10:00 Integrated Lab-On-A-Chip for 8-Plex Pathogen Detection
Claudia Gärtner, PhD, CEO, microfluidic ChipShop GmbH, Germany
We present the development of an 8-plex pathogen detection lab-on-a-chip system which integrates all steps from sample input to pathogen identification on a single microfluidic cartridge. It combines sample prep, amplification and on-chip reagent storage. The individual microfluidic functionalities can be combined for a wide range of applications.
10:30 Networking Refreshment Break, Exhibit Viewing
11:00 Seamless Sample to Answer BioAnalytical and Diagnostic Systems
Michael J. Heller, PhD, Professor, Depts of Bioengineering and Nanoengineering University of California San Diego*
We have developed a unique sample to answer dielectrophoretic (DEP) device for in-situ isolation, processing and identification of disease biomarkers (cfc-DNA), cancer cells, bacteria and virus from complex samples (blood, etc.). For example, the device allows specific bacteria to be isolated, cell lysis and DNA extraction carried out, followed by PCR or other detection/analyses in same device chamber. Complex sample preparation for DNA sequencing applications can also be carried out.
*In collaboration with: Avery Sonnenberg, UCSD
11:30 Field Laboratory Analysis, Perspectives from a Soldier Scientist
Kurt E. Schaecher, PhD, Major, US Army
The initial detection of agents, biological or chemical, almost never starts in a hardened laboratory facility; they start in the field with a mobile laboratory. Deploying these mobile laboratories takes a great deal of time, effort, and logistical support. Often, mobile laboratories are set up in less than optimal environments, requiring that shelters, tents, etc. are able to withstand harsh conditions. Sensitive laboratory equipment, normally not meant to be moved from a hardened facility, must be moved in the case of responding in the field. Thus, detection equipment must be built with an extra requirement for robustness. The purpose of this presentation is to give technology developers a clear perspective of field detection and all the factors involved therein.
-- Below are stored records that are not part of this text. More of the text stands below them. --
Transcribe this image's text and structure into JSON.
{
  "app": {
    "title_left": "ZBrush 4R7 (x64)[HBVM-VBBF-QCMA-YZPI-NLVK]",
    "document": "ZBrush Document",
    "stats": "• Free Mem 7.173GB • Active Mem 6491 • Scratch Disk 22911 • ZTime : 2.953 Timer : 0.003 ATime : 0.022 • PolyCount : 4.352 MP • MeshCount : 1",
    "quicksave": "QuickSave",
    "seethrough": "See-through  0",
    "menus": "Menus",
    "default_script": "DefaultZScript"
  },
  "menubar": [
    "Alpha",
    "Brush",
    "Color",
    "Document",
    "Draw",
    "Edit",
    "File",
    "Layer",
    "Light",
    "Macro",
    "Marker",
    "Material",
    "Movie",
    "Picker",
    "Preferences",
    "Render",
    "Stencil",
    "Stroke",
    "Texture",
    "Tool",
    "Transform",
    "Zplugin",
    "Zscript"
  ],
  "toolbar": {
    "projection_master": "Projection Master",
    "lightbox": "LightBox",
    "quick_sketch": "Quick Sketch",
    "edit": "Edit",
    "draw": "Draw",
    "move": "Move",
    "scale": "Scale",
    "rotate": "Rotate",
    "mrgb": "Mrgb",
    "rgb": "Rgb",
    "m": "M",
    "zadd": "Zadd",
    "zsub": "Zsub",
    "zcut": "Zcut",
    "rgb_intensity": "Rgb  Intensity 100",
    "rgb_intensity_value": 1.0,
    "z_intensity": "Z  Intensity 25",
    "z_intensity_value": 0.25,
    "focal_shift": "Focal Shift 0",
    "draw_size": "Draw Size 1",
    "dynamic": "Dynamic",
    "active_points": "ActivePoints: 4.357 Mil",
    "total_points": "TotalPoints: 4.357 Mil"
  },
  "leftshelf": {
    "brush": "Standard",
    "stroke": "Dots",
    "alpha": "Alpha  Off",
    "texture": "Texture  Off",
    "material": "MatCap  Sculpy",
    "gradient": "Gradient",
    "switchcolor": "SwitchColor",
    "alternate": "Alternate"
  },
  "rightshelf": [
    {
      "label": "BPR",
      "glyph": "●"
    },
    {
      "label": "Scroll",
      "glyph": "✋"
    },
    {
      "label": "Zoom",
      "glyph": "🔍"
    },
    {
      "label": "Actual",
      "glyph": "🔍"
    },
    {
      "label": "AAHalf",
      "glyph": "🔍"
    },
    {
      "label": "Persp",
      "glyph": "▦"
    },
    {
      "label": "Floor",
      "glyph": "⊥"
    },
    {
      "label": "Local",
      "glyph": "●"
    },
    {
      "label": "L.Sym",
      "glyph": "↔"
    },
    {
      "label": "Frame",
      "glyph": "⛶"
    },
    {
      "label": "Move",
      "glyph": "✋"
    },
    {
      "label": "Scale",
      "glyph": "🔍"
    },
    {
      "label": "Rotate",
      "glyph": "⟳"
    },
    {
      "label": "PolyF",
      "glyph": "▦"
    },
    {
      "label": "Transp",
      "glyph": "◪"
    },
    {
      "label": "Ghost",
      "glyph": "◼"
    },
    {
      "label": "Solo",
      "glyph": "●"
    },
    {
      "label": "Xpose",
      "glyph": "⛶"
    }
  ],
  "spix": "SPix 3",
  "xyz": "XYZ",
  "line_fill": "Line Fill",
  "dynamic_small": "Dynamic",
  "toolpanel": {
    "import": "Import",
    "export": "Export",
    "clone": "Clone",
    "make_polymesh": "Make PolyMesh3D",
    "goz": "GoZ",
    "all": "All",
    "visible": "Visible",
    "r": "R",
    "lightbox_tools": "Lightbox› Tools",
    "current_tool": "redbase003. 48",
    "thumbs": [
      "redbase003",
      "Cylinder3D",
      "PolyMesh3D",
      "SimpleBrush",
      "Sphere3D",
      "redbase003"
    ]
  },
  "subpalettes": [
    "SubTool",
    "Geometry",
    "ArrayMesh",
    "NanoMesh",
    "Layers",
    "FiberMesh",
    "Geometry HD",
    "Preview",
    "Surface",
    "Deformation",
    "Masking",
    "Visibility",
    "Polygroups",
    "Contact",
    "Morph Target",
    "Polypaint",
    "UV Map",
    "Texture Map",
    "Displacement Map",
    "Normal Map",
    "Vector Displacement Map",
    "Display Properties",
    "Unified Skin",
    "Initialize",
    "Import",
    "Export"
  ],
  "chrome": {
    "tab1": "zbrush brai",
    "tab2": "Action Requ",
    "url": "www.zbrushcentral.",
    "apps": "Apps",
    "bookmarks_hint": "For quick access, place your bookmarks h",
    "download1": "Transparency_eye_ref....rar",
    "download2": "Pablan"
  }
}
12:00 Universal Sample Preparation with Target Enrichment
Darren S. Gray, PhD, Senior Laboratory Scientist, Chem-Bio Detection, FLIR
FLIR’s universal sample preparation platform rapidly isolates nucleic acids and proteins from multiple input types without sample splitting. Threat levels are stratified by analyzing intact threats separately from free biomolecules. High sensitivity is achieved by concentrating target nucleic acids from pathogens, while excluding irrelevant nucleic acids from humans, plants, etc. Superior inhibitor removal, and options to collect viable cells or HMW nucleic acids, enables integration with a range of assays, from PCR and immunoassays to mass spec and NextGen sequencing.
12:30 Luncheon Sponsored by the Knowledge Foundation Membership Program
2:00 Practical Developments in Surface Sampling and Detection
Peter J. White, PhD, Detection Department, Defense Science and Technology Laboratory (DSTL) Porton Down, United Kingdom
Surface sampling for hazardous material in deliberately contaminated environments presents many technical challenges to users at the frontline. This talk will highlight those challenges, from an end user perspective, and introduce two novel sampling technologies, developed at DSTL, that aim to provide simple cost effective practical solutions. First, the development of an ergonomic integrated sampling and detection device that uses lateral flow technology and secondly the verification of a sampling technique that uses soluble adhesive films for the efficient recovery of biological material from a range of surface types.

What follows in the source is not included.